4. Move the needle— increase US broadband adoption from 65% to over 90% and ensure that American children are digitally literate by graduation.
Tell me how my $50 Comcast bill for access is going to fall so low-income families and communities can get broadband, and the PCs to go with it?
5. Bring affordable broadband to rural towns, schools, libraries, and businesses by transitioning existing Universal Service Fund support from analog to digital infrastructure.

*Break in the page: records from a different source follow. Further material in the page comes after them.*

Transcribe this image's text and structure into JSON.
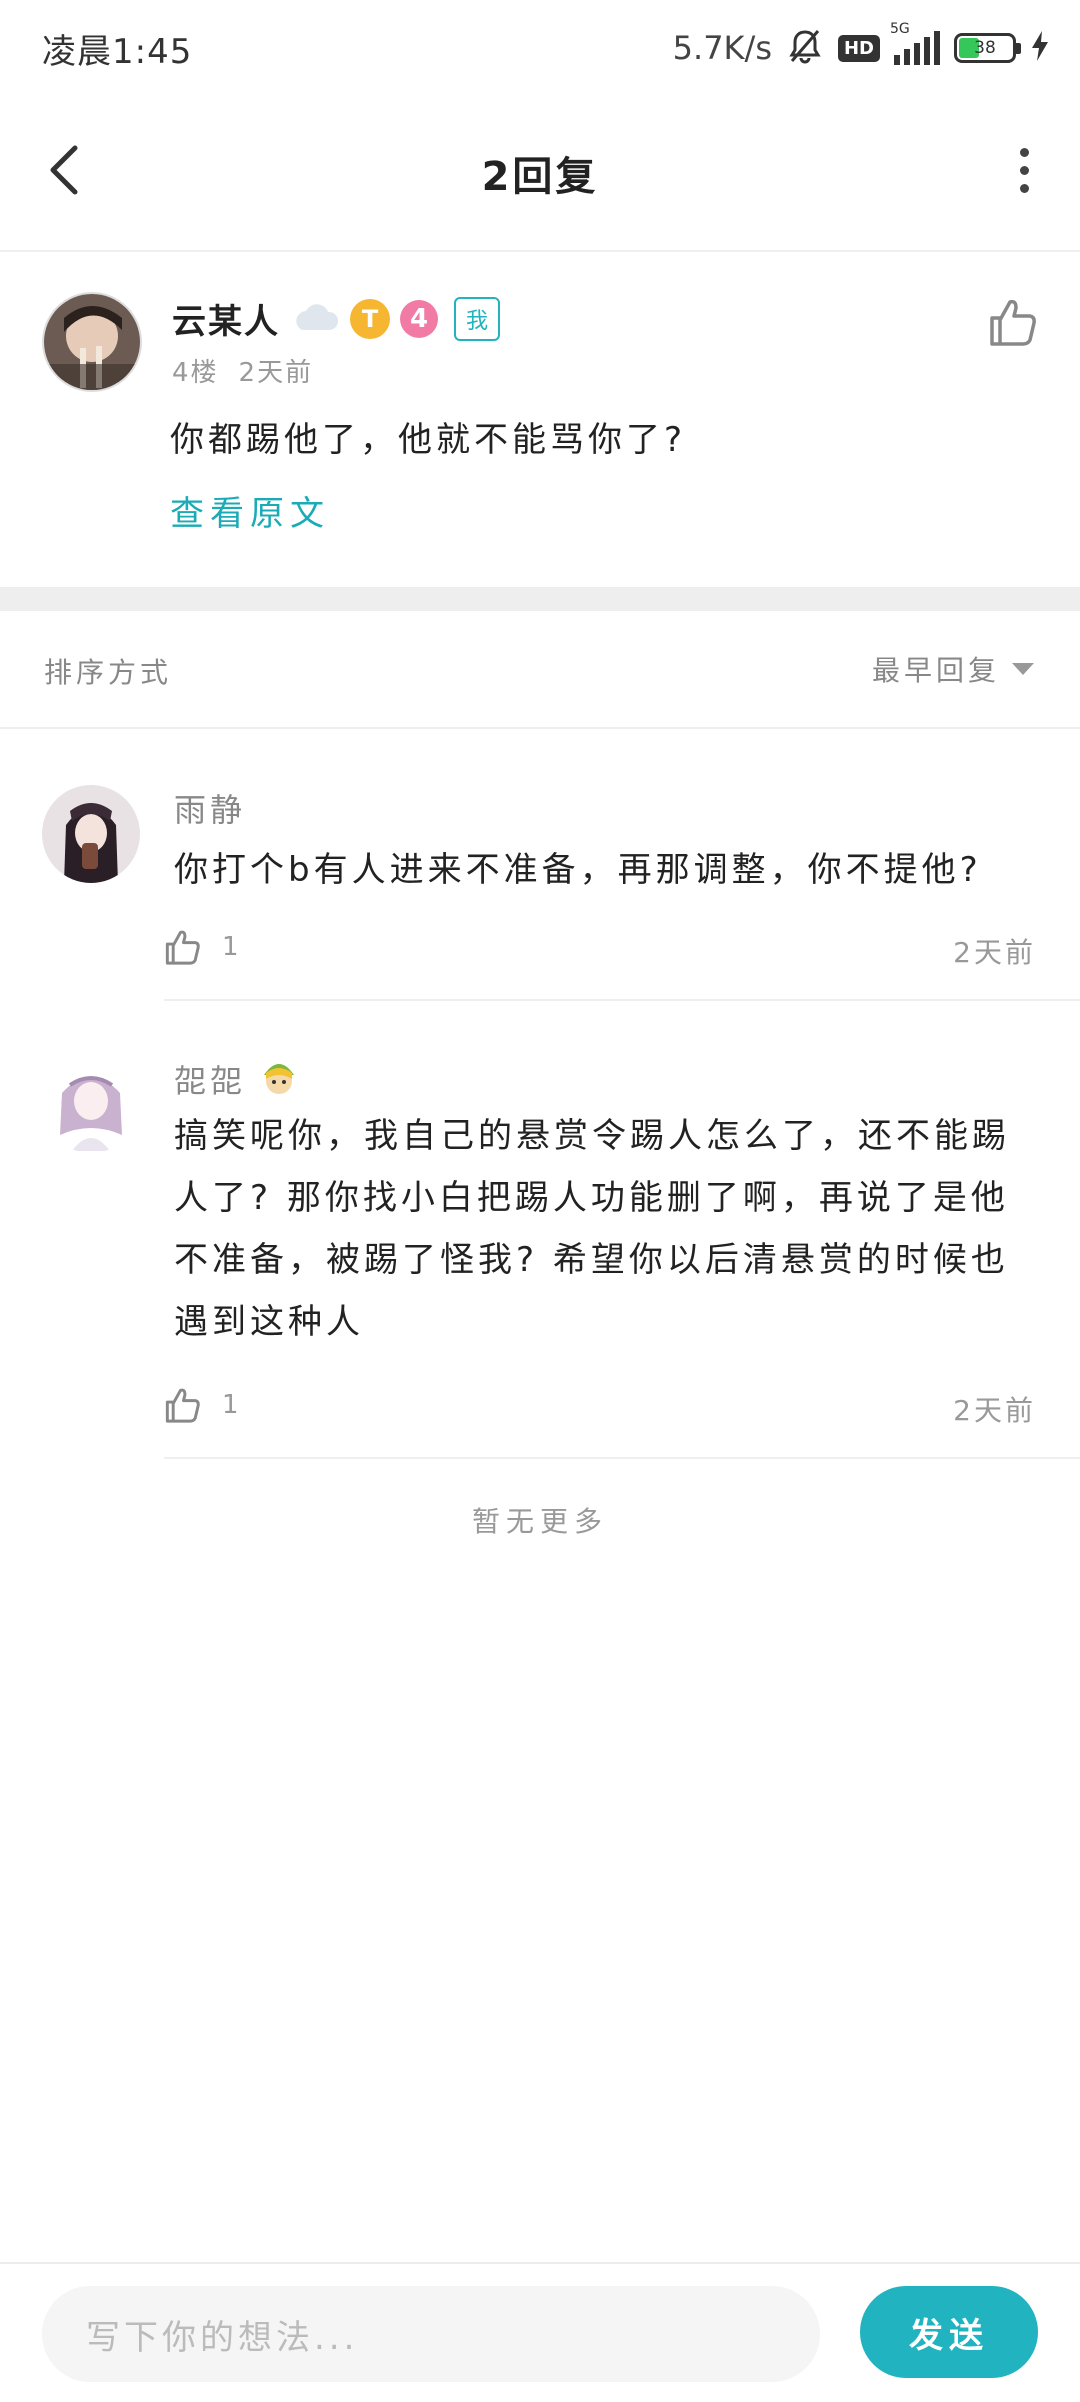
{
  "status_bar": {
    "time": "凌晨1:45",
    "net_speed": "5.7K/s",
    "hd_label": "HD",
    "network": "5G",
    "battery": "38"
  },
  "header": {
    "title": "2回复"
  },
  "original_comment": {
    "author": "云某人",
    "badge_t": "T",
    "level": "4",
    "me_tag": "我",
    "floor": "4楼",
    "time": "2天前",
    "text": "你都踢他了，他就不能骂你了?",
    "view_original": "查看原文"
  },
  "sort": {
    "label": "排序方式",
    "selected": "最早回复"
  },
  "replies": [
    {
      "author": "雨静",
      "text": "你打个b有人进来不准备，再那调整，你不提他?",
      "likes": "1",
      "time": "2天前"
    },
    {
      "author": "㖙㖙",
      "text": "搞笑呢你，我自己的悬赏令踢人怎么了，还不能踢人了? 那你找小白把踢人功能删了啊，再说了是他不准备，被踢了怪我? 希望你以后清悬赏的时候也遇到这种人",
      "likes": "1",
      "time": "2天前"
    }
  ],
  "no_more": "暂无更多",
  "composer": {
    "placeholder": "写下你的想法...",
    "send_label": "发送"
  },
  "colors": {
    "accent": "#21b3bf",
    "link": "#1aabb6"
  }
}
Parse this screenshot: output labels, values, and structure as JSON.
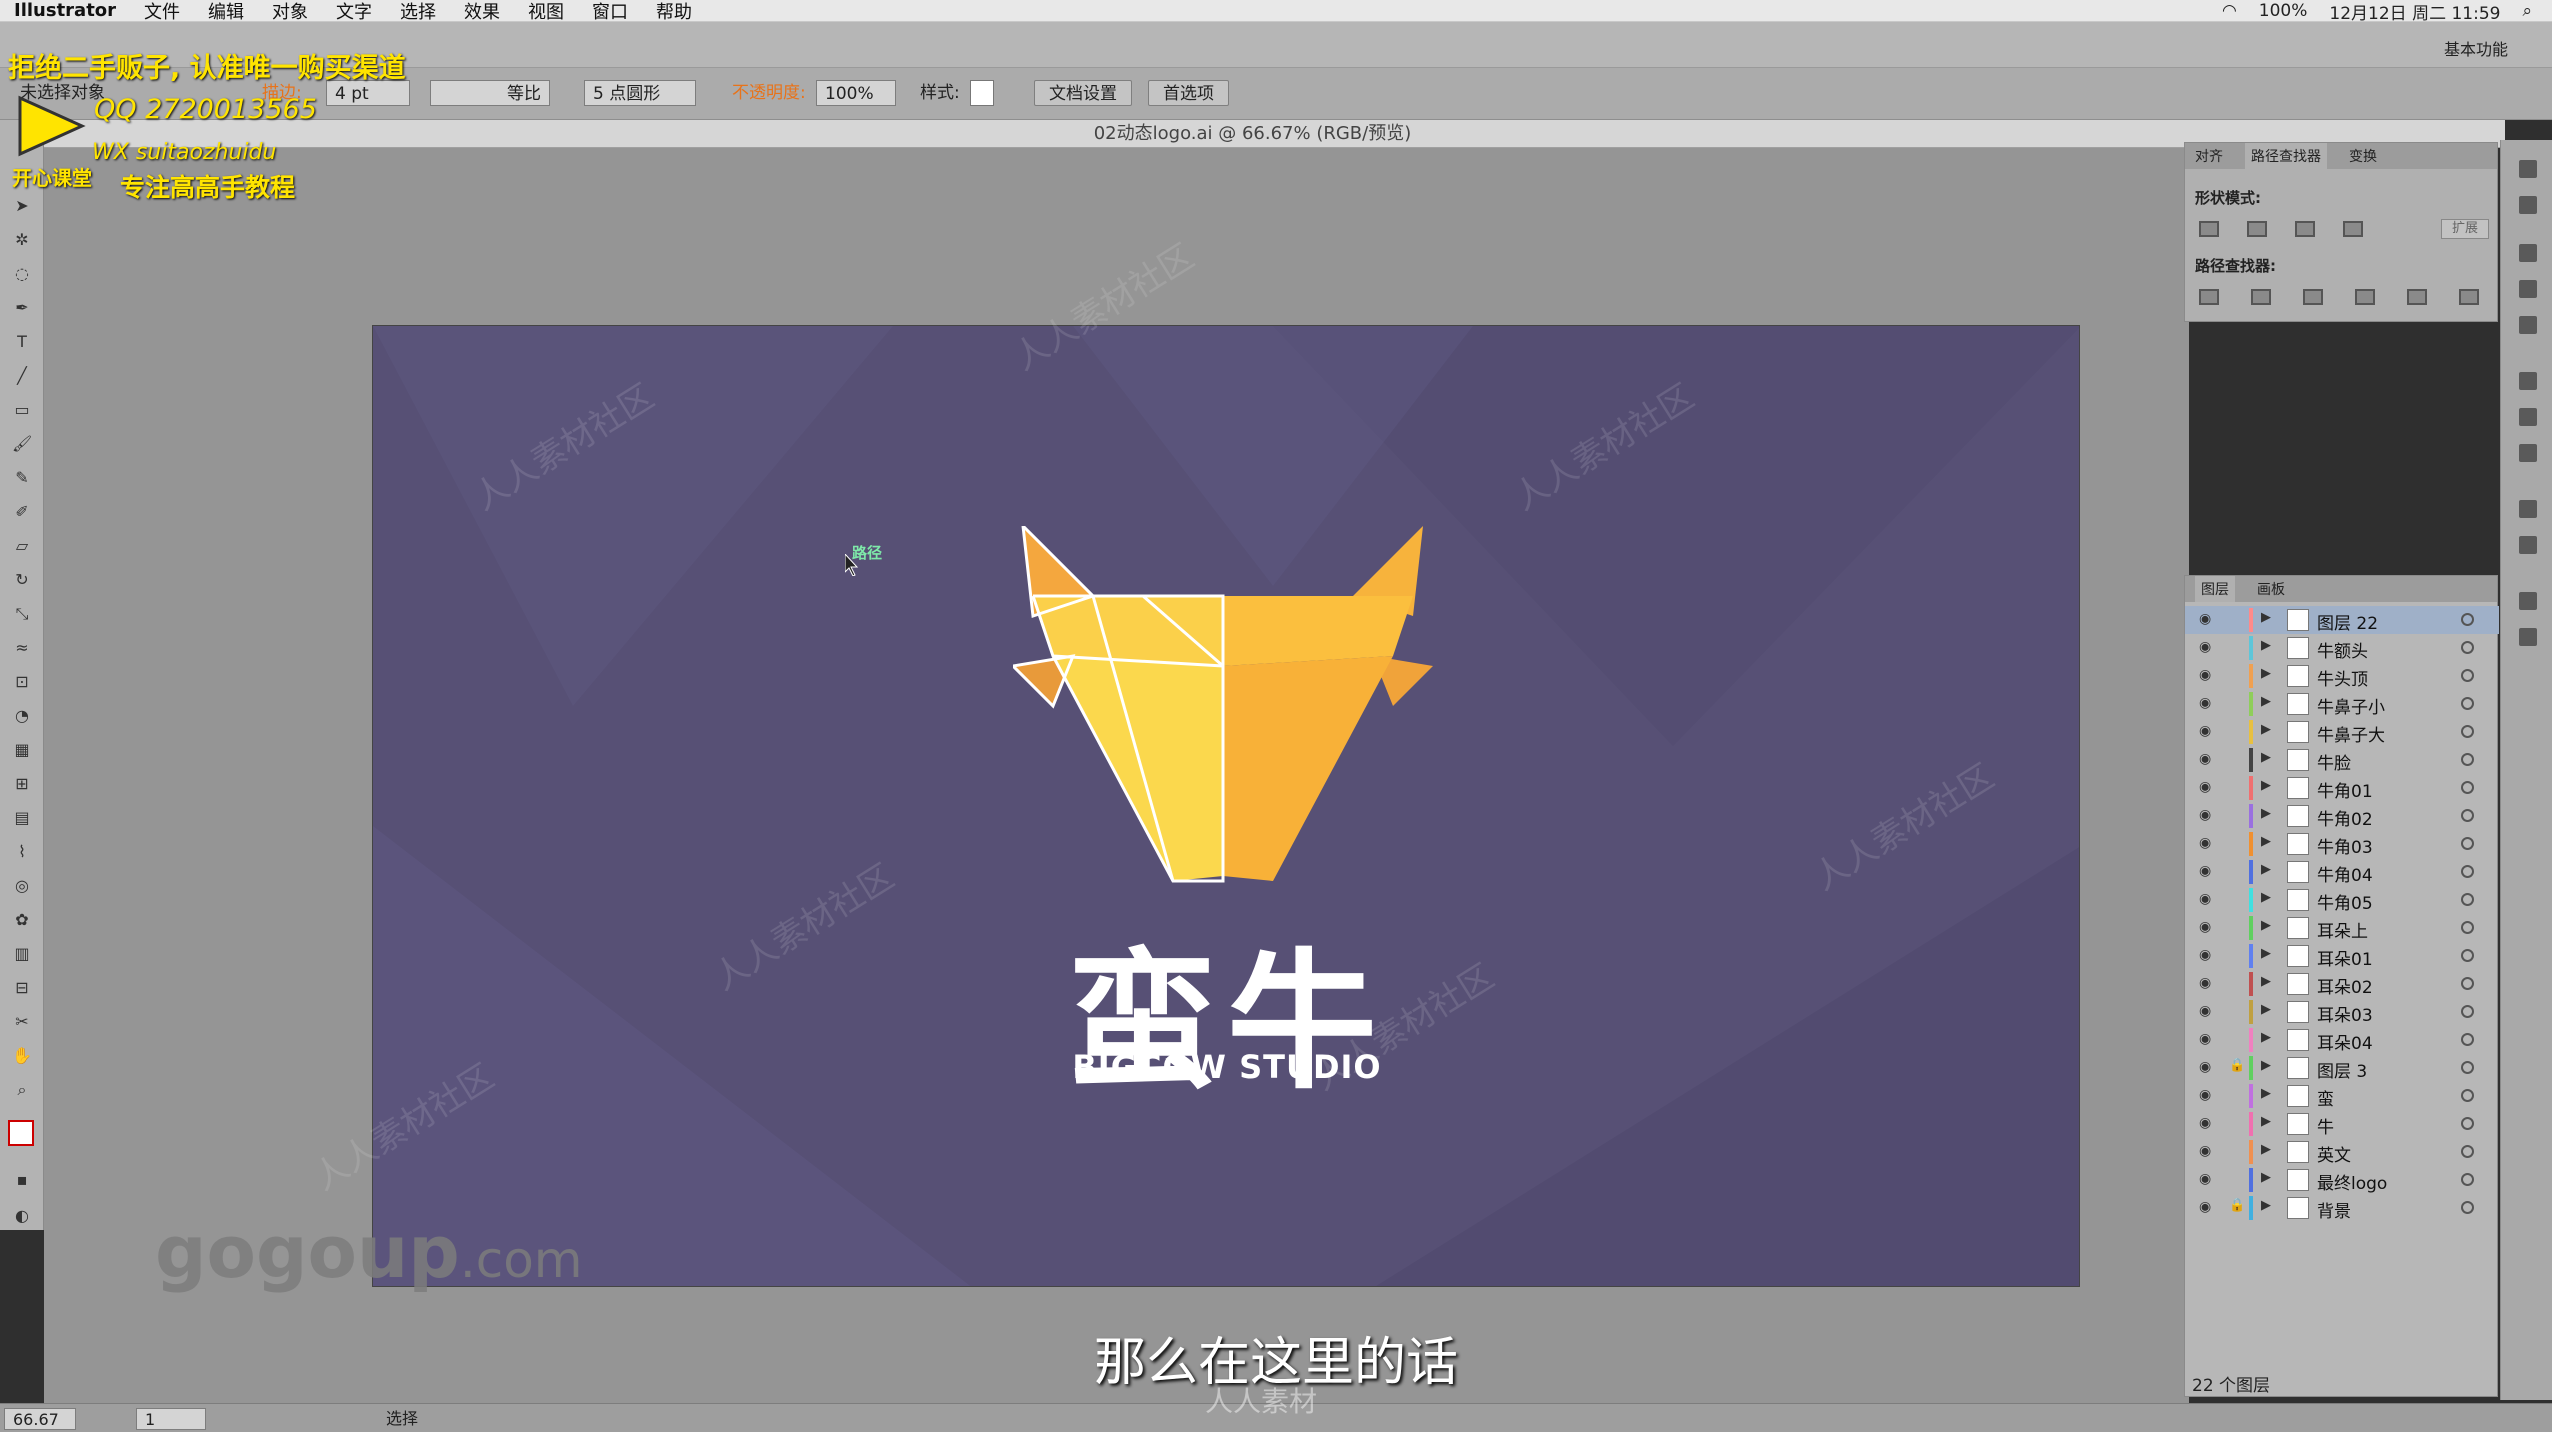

I happen to have some family living in rural communities where the operator’s trucks stopped a few miles away because the corporation deemed the area wasn’t dense enough to run the line a few more miles. They wrote them off as households that wouldn’t be interested in multiple services. Most of these homes are Dish Network, DirectTV, and DSL subs and are stuck there. Do we as taxpayers have to subsidize operators via the FCC to finish their job and connect these households? Something they were supposed to do years ago until someone in finance decided the bottom line multiplier wasn’t big enough to finish the work?
6. Promote broadband ecosystem competition, ensure better transparency, remove barriers to entry, and conduct market-based analysis with quality data on price, speed, and availability.
We’re talking about Verizon, Comcast, Time Warner, and AT&T here. Barriers to entry? Have you ever asked an operator for their data? Web and mobile analytics firms have for years and have gotten nowhere. They keep the data to themselves. Will a fat FCC paycheck to build out the rest of the map suddenly produce an eppiphany to where operators start sharing data with organizations?
7. Enhance the safety of Americans, and provide first responders with access to a nationwide, wireless, interoperable public safety network.
How will anyone ensure the security of it? Maybe that will be yet another initiative down the road! Will we take all of the multiple networks that exist today and splice them together, or will we just scrap them all for one large monster network? How long do you think that will take US service providers to roll out? Faster or slower than 3G?
8. Recapture and re-allocate 120 MHz spectrum for broadcast and 300 MHz for wireless internet.
Just try to get iPhones to work in San Francisco and in Manhattan first!
9. Recommend that the US federal government take a look at taxing Internet goods and services.
Don’t even go there.
10. Get the cable industry to move from set-top boxes to “gateway devices.”
Please don’t bake them into our consumer electronics devices, or a super router with data storage capabilities for another $11 a month.
In Washington, somethings change, but mostly things stay the same. This time the FCC is the one deficit spending.